Abstract

Partial capitate shortening is a decompression procedure for the treatment of positive or neutral ulnar variance Kienbock disease. In 45% to 73% of population, the lunate has a separate hamate facet which is also known as a type II lunate. We hypothesized that capitate shortening alone may not ensure adequate decompression of type II lunate, therefore, an added hamate shortening was performed aiming at a better distal unloading in these situations. Thirty Kienbock patients, stage II, type II lunate, and ulna positive or neutral variance, were recruited in this study, Half of which underwent an isolated partial capitate osteotomy, while the other half underwent a combined partial capitate-hamate osteotomy. The 2 groups were matched making the osteotomy type the only variable in the study. Postoperative changes in visual analogue score, the quick Disability of the Arm Shoulder and Hand questionnaire, Stahl index, and radioscaphoid angle in lateral view radiograph were recorded.
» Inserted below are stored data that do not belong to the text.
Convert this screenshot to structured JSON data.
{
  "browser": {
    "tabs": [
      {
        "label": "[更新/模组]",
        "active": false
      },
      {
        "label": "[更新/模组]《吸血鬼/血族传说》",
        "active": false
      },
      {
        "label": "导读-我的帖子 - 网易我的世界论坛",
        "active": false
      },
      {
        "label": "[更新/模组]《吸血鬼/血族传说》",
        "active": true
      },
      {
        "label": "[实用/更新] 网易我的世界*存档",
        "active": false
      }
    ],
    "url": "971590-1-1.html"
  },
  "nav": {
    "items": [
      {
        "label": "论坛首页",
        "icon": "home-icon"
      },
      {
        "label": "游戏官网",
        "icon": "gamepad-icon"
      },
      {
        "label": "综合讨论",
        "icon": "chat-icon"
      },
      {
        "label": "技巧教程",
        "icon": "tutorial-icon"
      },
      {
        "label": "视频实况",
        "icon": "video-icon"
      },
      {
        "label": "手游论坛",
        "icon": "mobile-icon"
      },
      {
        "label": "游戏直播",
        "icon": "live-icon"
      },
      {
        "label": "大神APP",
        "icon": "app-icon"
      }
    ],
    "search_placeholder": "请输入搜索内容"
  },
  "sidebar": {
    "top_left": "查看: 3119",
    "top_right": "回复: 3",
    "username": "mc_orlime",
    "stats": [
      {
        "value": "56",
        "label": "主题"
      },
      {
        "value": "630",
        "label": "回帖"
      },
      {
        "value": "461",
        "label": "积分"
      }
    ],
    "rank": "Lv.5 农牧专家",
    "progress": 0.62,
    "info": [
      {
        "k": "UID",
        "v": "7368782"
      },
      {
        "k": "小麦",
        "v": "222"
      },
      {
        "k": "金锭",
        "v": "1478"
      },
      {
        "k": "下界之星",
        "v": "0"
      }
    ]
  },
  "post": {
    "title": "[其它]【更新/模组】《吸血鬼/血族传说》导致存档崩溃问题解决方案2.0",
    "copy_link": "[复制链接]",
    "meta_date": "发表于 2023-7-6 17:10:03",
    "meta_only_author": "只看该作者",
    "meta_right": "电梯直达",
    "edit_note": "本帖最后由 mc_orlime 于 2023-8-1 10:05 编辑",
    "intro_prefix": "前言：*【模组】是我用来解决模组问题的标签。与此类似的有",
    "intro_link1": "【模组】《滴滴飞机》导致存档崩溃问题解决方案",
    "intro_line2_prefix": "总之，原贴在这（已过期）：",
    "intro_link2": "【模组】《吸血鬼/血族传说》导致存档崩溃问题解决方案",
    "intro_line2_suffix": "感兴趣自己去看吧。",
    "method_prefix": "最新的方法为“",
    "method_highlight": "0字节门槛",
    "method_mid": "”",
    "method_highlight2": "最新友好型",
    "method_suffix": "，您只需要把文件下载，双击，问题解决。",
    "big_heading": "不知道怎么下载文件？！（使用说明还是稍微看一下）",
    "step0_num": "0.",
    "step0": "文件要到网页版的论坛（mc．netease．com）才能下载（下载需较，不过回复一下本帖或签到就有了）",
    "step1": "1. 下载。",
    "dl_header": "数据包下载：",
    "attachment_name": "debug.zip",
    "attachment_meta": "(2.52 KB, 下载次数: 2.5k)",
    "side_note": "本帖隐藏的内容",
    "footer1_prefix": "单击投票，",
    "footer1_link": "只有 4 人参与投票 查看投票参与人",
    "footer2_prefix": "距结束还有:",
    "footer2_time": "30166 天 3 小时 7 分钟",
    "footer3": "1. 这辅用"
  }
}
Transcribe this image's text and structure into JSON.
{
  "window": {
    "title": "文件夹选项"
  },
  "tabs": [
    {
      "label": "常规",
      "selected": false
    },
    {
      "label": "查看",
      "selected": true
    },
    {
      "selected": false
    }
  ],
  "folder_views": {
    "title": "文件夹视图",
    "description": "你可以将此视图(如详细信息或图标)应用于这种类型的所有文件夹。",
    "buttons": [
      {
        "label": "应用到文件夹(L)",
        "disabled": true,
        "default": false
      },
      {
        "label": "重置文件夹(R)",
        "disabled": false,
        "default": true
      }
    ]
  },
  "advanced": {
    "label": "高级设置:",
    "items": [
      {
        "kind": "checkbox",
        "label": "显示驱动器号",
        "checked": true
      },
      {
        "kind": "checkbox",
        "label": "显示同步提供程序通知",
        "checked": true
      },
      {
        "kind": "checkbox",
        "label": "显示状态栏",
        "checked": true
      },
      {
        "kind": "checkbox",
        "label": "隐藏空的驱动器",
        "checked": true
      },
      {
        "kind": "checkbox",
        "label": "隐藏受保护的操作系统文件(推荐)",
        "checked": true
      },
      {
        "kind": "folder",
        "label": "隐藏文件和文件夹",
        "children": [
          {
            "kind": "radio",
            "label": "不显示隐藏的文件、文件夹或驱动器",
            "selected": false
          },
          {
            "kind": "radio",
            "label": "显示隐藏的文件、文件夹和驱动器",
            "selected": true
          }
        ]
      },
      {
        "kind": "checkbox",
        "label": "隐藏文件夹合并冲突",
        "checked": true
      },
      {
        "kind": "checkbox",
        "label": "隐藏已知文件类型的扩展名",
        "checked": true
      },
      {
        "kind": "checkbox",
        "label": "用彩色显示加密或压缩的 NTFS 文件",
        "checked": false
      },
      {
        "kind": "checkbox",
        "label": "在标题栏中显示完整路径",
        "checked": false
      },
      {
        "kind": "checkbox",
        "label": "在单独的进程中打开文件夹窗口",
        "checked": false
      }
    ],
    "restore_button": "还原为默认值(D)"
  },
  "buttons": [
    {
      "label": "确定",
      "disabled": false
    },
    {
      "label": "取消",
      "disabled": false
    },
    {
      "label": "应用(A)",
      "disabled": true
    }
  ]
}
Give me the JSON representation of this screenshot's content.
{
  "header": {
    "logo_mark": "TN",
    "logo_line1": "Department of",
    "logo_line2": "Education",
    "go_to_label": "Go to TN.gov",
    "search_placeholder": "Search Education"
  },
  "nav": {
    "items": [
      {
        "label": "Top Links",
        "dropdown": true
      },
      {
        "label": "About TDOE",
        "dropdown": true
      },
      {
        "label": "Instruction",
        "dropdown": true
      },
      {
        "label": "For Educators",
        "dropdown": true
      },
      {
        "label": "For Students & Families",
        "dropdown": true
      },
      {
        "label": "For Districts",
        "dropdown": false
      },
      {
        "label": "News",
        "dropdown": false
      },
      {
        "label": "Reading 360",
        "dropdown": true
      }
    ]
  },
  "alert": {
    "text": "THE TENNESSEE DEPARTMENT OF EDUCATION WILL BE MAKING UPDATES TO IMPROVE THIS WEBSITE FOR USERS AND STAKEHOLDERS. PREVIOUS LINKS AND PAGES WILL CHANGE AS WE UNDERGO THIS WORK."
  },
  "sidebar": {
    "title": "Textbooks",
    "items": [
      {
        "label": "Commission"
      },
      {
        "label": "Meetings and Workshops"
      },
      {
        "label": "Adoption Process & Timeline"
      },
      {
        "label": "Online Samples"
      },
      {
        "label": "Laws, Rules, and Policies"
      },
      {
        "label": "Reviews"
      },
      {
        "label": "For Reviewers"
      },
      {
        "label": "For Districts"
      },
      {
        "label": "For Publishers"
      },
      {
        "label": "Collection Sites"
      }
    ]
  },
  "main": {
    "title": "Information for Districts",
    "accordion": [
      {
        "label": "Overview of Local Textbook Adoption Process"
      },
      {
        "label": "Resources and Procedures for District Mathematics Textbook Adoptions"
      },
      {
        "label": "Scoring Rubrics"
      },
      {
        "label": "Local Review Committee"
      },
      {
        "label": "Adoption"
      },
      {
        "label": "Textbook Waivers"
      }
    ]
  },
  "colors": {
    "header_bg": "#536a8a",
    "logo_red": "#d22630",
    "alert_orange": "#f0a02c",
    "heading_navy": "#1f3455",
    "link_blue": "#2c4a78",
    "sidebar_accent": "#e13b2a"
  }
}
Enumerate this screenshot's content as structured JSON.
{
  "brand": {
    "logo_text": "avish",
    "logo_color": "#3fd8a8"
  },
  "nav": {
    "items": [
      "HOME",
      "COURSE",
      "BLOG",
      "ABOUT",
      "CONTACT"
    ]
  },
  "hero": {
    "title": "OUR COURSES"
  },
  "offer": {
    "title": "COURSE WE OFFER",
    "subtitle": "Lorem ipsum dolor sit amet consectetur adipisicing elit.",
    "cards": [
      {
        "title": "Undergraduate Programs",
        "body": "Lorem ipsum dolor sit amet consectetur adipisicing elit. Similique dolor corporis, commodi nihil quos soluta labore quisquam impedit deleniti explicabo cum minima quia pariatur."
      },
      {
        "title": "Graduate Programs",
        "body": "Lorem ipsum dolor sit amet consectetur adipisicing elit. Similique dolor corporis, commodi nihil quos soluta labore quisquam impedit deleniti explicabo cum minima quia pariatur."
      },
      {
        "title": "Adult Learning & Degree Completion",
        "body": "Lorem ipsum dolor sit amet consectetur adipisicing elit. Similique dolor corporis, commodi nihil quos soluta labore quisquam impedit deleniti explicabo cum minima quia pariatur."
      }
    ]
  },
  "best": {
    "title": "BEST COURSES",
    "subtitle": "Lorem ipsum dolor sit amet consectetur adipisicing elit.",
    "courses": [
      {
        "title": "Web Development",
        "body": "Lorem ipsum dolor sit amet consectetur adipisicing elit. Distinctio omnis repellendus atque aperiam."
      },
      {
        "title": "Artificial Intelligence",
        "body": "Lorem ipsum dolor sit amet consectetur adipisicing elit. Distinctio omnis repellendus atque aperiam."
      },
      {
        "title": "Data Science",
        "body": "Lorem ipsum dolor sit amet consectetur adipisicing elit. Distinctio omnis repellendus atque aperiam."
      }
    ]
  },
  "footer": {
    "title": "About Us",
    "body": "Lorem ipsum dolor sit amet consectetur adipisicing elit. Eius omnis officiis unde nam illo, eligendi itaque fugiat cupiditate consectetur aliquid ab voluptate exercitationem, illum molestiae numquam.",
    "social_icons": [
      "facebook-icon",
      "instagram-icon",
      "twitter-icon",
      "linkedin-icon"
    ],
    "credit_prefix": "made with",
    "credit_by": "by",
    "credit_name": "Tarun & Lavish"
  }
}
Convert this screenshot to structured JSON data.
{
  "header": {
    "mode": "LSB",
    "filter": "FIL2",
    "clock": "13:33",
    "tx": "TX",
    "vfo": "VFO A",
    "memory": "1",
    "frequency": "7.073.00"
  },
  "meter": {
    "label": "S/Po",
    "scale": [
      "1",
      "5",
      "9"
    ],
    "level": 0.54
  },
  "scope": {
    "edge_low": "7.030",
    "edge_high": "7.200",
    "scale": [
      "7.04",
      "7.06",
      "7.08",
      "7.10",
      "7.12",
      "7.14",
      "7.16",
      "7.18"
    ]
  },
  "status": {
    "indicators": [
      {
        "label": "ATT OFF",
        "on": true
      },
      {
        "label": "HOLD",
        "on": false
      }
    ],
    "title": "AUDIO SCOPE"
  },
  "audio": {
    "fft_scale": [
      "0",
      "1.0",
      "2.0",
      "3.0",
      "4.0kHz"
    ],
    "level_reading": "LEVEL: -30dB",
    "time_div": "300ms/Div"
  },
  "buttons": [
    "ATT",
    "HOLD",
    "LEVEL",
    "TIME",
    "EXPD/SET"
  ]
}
Flexion and extension range of motion using a goniometer, and grip strength using dynamometer were recorded as percentage of the contralateral normal wrist. All the patients were followed up for 18 months. The 2 groups were comparable preoperatively as regards to the clinical and radiologic parameters. Postoperatively, there was no clinical nor radiologic, statistically significant differences between the 2 groups. We conclude that either isolated capitate shortening osteotomy or combined capitate/hamate osteotomy techniques can achieve very comparable results, both with good outcomes.